Data usually comes in a plethora of formats and dimensions, rendering the exploration and information extraction processes challenging. Thus, being able to perform exploratory analyses in the data with the intent of having an immediate glimpse on some of the data properties is becoming crucial. Exploratory analyses should be simple enough to avoid complicate declarative languages (such as SQL) and mechanisms, and at the same time retain the flexibility and expressiveness of such languages. Recently, we have witnessed a rediscovery of the so called example-based methods, in which the user, or the analyst circumvents query languages by using examples as input. An example is a representative of the intended results, or in other words, an item from the result set. Example-based methods exploit inherent characteristics of the data to infer the results that the user has in mind, but may not able to (easily) express.

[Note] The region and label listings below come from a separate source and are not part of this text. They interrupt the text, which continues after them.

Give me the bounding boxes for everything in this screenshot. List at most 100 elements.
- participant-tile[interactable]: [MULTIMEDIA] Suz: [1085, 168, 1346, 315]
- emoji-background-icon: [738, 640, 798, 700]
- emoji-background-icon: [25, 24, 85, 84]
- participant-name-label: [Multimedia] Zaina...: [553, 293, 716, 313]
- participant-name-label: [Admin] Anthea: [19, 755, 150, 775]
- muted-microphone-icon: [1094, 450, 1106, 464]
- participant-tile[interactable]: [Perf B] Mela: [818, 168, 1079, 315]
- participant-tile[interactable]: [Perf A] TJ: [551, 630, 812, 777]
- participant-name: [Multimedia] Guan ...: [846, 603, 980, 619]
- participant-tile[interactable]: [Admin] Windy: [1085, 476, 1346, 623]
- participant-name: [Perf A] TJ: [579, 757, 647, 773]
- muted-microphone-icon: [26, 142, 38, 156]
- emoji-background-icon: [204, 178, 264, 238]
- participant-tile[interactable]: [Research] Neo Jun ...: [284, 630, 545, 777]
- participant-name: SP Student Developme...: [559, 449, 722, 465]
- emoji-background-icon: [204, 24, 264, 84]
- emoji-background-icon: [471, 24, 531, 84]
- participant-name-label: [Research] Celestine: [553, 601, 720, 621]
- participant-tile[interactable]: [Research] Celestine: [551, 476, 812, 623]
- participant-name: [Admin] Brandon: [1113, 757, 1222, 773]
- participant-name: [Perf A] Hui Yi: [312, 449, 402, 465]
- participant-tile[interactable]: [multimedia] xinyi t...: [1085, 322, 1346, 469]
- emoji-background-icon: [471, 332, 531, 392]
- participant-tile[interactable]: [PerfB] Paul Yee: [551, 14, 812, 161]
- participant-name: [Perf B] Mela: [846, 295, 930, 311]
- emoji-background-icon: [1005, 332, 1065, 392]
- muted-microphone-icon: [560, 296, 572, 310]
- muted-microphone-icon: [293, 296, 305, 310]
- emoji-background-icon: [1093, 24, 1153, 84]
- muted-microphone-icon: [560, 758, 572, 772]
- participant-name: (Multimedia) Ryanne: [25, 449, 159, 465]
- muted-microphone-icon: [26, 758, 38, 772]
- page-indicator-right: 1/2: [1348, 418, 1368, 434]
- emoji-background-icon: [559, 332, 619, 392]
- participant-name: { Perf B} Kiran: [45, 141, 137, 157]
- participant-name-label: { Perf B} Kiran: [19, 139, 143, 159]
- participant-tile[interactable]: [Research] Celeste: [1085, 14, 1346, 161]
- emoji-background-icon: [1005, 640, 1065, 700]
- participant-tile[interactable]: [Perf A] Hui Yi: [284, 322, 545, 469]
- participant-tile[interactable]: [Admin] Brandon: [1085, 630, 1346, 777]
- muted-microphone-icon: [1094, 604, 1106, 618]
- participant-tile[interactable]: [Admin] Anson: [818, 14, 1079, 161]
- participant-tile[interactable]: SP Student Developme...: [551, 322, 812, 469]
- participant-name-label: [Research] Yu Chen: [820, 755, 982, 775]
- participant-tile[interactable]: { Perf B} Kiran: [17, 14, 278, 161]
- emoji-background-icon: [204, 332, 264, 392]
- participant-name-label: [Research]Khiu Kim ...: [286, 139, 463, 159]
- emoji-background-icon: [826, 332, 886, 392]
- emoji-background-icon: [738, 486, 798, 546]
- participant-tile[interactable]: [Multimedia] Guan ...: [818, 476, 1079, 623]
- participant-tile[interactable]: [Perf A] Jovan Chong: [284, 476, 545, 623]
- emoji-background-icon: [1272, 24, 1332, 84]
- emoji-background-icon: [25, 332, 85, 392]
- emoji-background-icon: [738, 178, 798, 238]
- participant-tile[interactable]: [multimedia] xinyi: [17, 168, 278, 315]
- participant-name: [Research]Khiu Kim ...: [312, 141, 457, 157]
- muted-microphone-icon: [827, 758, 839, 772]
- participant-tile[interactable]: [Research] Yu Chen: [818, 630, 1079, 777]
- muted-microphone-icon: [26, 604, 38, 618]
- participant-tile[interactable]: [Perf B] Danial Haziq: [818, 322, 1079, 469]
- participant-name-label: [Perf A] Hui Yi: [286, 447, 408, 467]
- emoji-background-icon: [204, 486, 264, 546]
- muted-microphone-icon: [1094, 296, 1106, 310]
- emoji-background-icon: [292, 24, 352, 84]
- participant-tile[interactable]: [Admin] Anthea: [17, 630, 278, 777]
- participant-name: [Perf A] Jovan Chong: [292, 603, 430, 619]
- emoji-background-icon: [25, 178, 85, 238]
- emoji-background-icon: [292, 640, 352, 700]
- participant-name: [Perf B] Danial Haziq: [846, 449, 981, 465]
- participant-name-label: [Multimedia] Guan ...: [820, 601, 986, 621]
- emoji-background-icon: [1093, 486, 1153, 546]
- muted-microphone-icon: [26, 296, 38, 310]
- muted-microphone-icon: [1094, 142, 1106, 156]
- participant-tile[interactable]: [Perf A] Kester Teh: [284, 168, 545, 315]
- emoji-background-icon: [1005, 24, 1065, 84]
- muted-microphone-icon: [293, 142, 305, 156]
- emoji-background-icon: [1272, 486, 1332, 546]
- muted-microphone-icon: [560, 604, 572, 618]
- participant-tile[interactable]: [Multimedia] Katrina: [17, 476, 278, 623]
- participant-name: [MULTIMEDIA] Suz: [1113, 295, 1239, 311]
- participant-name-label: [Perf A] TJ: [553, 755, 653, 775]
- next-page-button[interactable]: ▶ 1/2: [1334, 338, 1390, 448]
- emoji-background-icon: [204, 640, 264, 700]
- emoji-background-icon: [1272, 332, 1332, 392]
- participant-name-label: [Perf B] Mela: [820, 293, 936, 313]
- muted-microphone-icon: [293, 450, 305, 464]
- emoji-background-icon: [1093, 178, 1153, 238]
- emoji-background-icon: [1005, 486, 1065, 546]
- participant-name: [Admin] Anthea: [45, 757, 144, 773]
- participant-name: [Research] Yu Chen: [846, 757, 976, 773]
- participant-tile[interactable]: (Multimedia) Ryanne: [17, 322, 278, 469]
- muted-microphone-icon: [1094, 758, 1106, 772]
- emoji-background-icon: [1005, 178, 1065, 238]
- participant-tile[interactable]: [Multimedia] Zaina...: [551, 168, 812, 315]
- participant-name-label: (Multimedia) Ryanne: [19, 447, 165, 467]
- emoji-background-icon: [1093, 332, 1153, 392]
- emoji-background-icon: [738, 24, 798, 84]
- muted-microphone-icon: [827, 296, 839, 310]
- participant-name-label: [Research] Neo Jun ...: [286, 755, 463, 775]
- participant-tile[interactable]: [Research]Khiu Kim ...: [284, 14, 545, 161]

They can be useful in cases where a user is looking for information in an unfamiliar dataset, when the task is particularly challenging like finding duplicate items, or simply when they are exploring the data. In this book, we present an excursus over the main methods for exploratory analysis, with a particular focus on example-based methods. We show how that different data types require different techniques, and present algorithms that are specifically designed for relational, textual, and graph data. The book presents also the challenges and the new frontiers of machine learning in online settings which recently attracted the attention of the database community. The lecture concludes with a vision for further research and applications in this area.